第2話 友人

自室に戻った私は、勢いよくタンスの引き出しを引いた。水色のシンプルなTシャツとジーンズを出し、姿見鏡の前で手際よく着替えた。髪をとかし、後ろで一つ結びにして、一階に戻った。洗面所に入るとおばあちゃんが洗濯物を洗濯かごへ入れていた。その後ろを通って洗面台で顔を水で洗った。壁に掛けてあるタオルをとって顔を拭いている間におばあちゃんは庭に出て行った。急ぎ目に歯磨きを終わらせたら、駆け足で階段を上り黒のリュックに財布、折り畳み傘、ハンカチ、ティッシュを入れた、ポケットにはスマホを入れ、玄関に向かった。リビングの開いたガラス戸から顔を出し


「行ってくるね」


と一言いい


「行ってらっしゃい」


とおばあちゃんも一言だけ返した。おばあちゃんのあれこれと聞かないところが私は好きだ。玄関の靴箱の上にあった鍵を靴を履くのと同時にパッと取って、外へ飛び出した。玄関ドアの鍵を素早くかけ、一歩目を大きく歩み出した。
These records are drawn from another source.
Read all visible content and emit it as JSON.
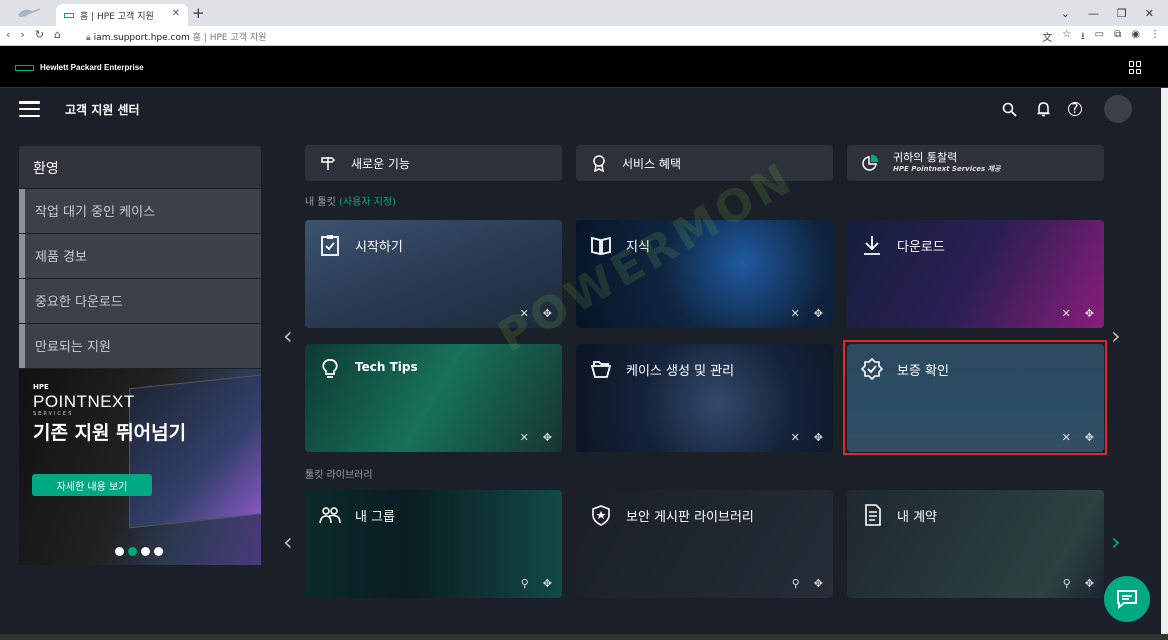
{
  "browser": {
    "tab_title": "홈 | HPE 고객 지원",
    "url_domain": "iam.support.hpe.com",
    "url_title": "홈 | HPE 고객 지원"
  },
  "brand": {
    "name": "Hewlett Packard Enterprise",
    "accent": "#01a982"
  },
  "header": {
    "title": "고객 지원 센터"
  },
  "sidebar": {
    "heading": "환영",
    "items": [
      {
        "label": "작업 대기 중인 케이스"
      },
      {
        "label": "제품 경보"
      },
      {
        "label": "중요한 다운로드"
      },
      {
        "label": "만료되는 지원"
      }
    ]
  },
  "promo": {
    "brand_small": "HPE",
    "brand_big": "POINTNEXT",
    "brand_sub": "SERVICES",
    "headline": "기존 지원 뛰어넘기",
    "cta": "자세한 내용 보기",
    "slides": 4,
    "active_slide": 2
  },
  "quick_links": [
    {
      "label": "새로운 기능"
    },
    {
      "label": "서비스 혜택"
    },
    {
      "label": "귀하의 통찰력",
      "sub": "HPE Pointnext Services 제공"
    }
  ],
  "my_tools": {
    "heading": "내 툴킷",
    "customize": "(사용자 지정)",
    "cards": [
      {
        "label": "시작하기"
      },
      {
        "label": "지식"
      },
      {
        "label": "다운로드"
      },
      {
        "label": "Tech Tips"
      },
      {
        "label": "케이스 생성 및 관리"
      },
      {
        "label": "보증 확인"
      }
    ]
  },
  "library": {
    "heading": "툴킷 라이브러리",
    "cards": [
      {
        "label": "내 그룹"
      },
      {
        "label": "보안 게시판 라이브러리"
      },
      {
        "label": "내 계약"
      }
    ]
  },
  "watermark": "POWERMON",
  "highlight_color": "#e3262d"
}
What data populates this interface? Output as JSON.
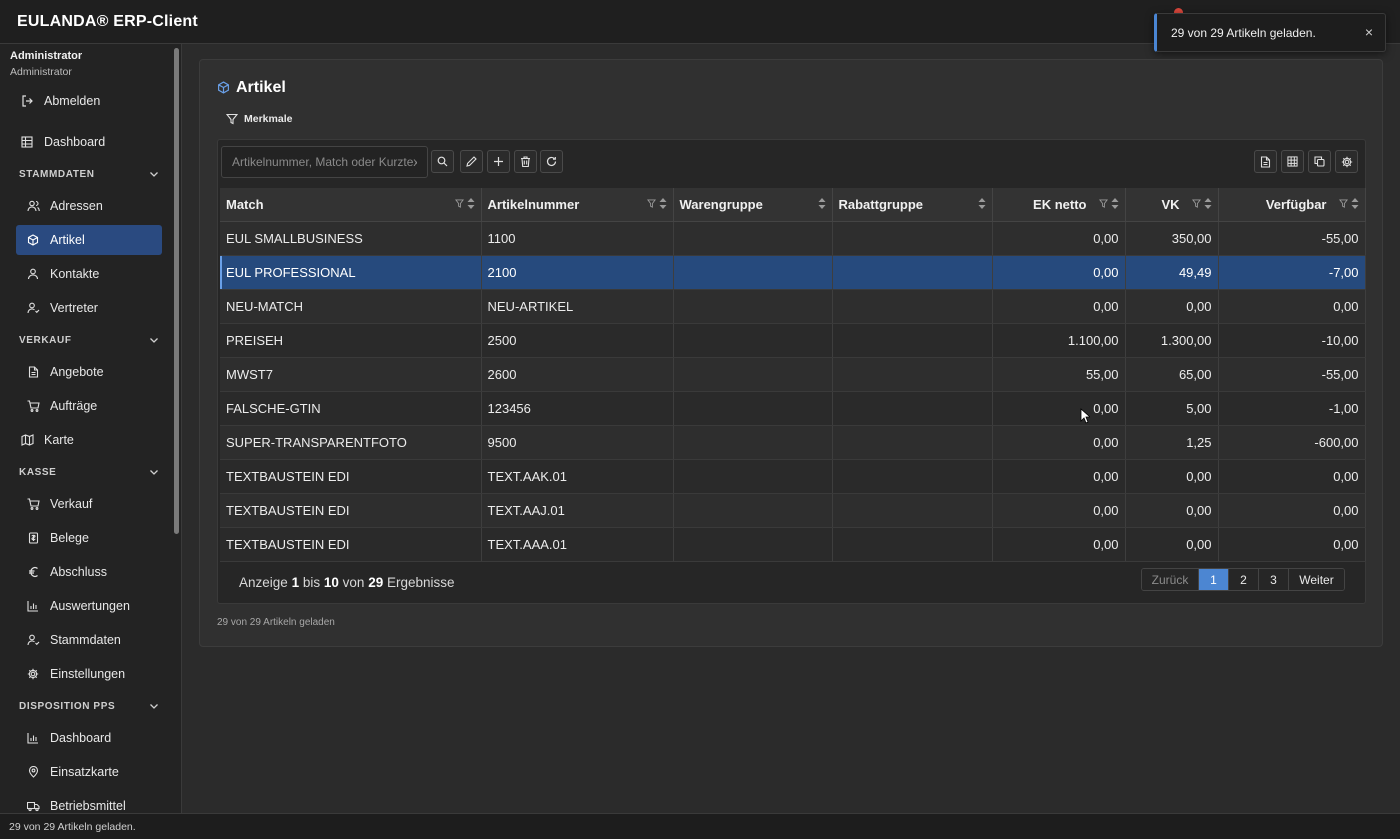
{
  "app": {
    "title": "EULANDA® ERP-Client"
  },
  "toast": {
    "text": "29 von 29 Artikeln geladen.",
    "close": "×"
  },
  "user": {
    "name": "Administrator",
    "role": "Administrator"
  },
  "sidebar": {
    "logout": "Abmelden",
    "dashboard": "Dashboard",
    "sections": {
      "stammdaten": "STAMMDATEN",
      "verkauf": "VERKAUF",
      "kasse": "KASSE",
      "disposition": "DISPOSITION PPS"
    },
    "items": {
      "adressen": "Adressen",
      "artikel": "Artikel",
      "kontakte": "Kontakte",
      "vertreter": "Vertreter",
      "angebote": "Angebote",
      "auftraege": "Aufträge",
      "karte": "Karte",
      "kasse_verkauf": "Verkauf",
      "belege": "Belege",
      "abschluss": "Abschluss",
      "auswertungen": "Auswertungen",
      "stammdaten": "Stammdaten",
      "einstellungen": "Einstellungen",
      "pps_dashboard": "Dashboard",
      "einsatzkarte": "Einsatzkarte",
      "betriebsmittel": "Betriebsmittel"
    }
  },
  "main": {
    "title": "Artikel",
    "filter_label": "Merkmale",
    "search_placeholder": "Artikelnummer, Match oder Kurztext",
    "columns": {
      "match": "Match",
      "artikelnummer": "Artikelnummer",
      "warengruppe": "Warengruppe",
      "rabattgruppe": "Rabattgruppe",
      "ek_netto": "EK netto",
      "vk": "VK",
      "verfuegbar": "Verfügbar"
    },
    "rows": [
      {
        "match": "EUL SMALLBUSINESS",
        "artikelnummer": "1100",
        "warengruppe": "",
        "rabattgruppe": "",
        "ek": "0,00",
        "vk": "350,00",
        "verfuegbar": "-55,00"
      },
      {
        "match": "EUL PROFESSIONAL",
        "artikelnummer": "2100",
        "warengruppe": "",
        "rabattgruppe": "",
        "ek": "0,00",
        "vk": "49,49",
        "verfuegbar": "-7,00"
      },
      {
        "match": "NEU-MATCH",
        "artikelnummer": "NEU-ARTIKEL",
        "warengruppe": "",
        "rabattgruppe": "",
        "ek": "0,00",
        "vk": "0,00",
        "verfuegbar": "0,00"
      },
      {
        "match": "PREISEH",
        "artikelnummer": "2500",
        "warengruppe": "",
        "rabattgruppe": "",
        "ek": "1.100,00",
        "vk": "1.300,00",
        "verfuegbar": "-10,00"
      },
      {
        "match": "MWST7",
        "artikelnummer": "2600",
        "warengruppe": "",
        "rabattgruppe": "",
        "ek": "55,00",
        "vk": "65,00",
        "verfuegbar": "-55,00"
      },
      {
        "match": "FALSCHE-GTIN",
        "artikelnummer": "123456",
        "warengruppe": "",
        "rabattgruppe": "",
        "ek": "0,00",
        "vk": "5,00",
        "verfuegbar": "-1,00"
      },
      {
        "match": "SUPER-TRANSPARENTFOTO",
        "artikelnummer": "9500",
        "warengruppe": "",
        "rabattgruppe": "",
        "ek": "0,00",
        "vk": "1,25",
        "verfuegbar": "-600,00"
      },
      {
        "match": "TEXTBAUSTEIN EDI",
        "artikelnummer": "TEXT.AAK.01",
        "warengruppe": "",
        "rabattgruppe": "",
        "ek": "0,00",
        "vk": "0,00",
        "verfuegbar": "0,00"
      },
      {
        "match": "TEXTBAUSTEIN EDI",
        "artikelnummer": "TEXT.AAJ.01",
        "warengruppe": "",
        "rabattgruppe": "",
        "ek": "0,00",
        "vk": "0,00",
        "verfuegbar": "0,00"
      },
      {
        "match": "TEXTBAUSTEIN EDI",
        "artikelnummer": "TEXT.AAA.01",
        "warengruppe": "",
        "rabattgruppe": "",
        "ek": "0,00",
        "vk": "0,00",
        "verfuegbar": "0,00"
      }
    ],
    "selected_row": 1,
    "footer": {
      "anzeige": "Anzeige",
      "from": "1",
      "bis": "bis",
      "to": "10",
      "von": "von",
      "total": "29",
      "ergebnisse": "Ergebnisse"
    },
    "pager": {
      "prev": "Zurück",
      "pages": [
        "1",
        "2",
        "3"
      ],
      "current": "1",
      "next": "Weiter"
    },
    "loaded_note": "29 von 29 Artikeln geladen"
  },
  "status_bar": {
    "text": "29 von 29 Artikeln geladen."
  },
  "colors": {
    "accent": "#4c86d2",
    "selected_row": "#264a7d",
    "sidebar_active": "#2a4a80",
    "notification": "#d9463b"
  }
}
 今日は朝から午後三時ごろまで晴天が続き、四時ごろから雨が降り始めるらしい。昨日のニュースで言っていたことだ。ふとスマホで時間を確認すると、時刻は7時40分を回っていた。8時に公園で待ち合わせをしている。徒歩10分ほどなので焦る必要はないがなんとなく早歩きになってしまう。おもむろに空を見上げてみると雲一つない青空が広がっていた。雲がない空を見ると心地がいい。着々と進んでいると公園の入り口が見えてきた。

 公園の入り口に駆け寄ると、ベンチに腰を掛けてスマホを見ている友人が目に入った。この公園はあまり大きくなく、滑り台、ブランコ、小さなジャングルジム、動物の乗って前後に揺らす遊具などしかない。最近知ったのだが、前後に揺れる遊具の名前はスプリング遊具というらしい。この話を友人にもしようと、意気揚々と話しかけた。友人は女性で、身長が163cmと高く短髪で色白なクールな外見だ。


「おはよう」


と声をかけると彼女の顔は一気に明るくなり、笑顔になっていた。


「おはよう!」


とても明るい声で返事をしてくれた。そんな彼女に私はいつの間にか口角が上がっていた。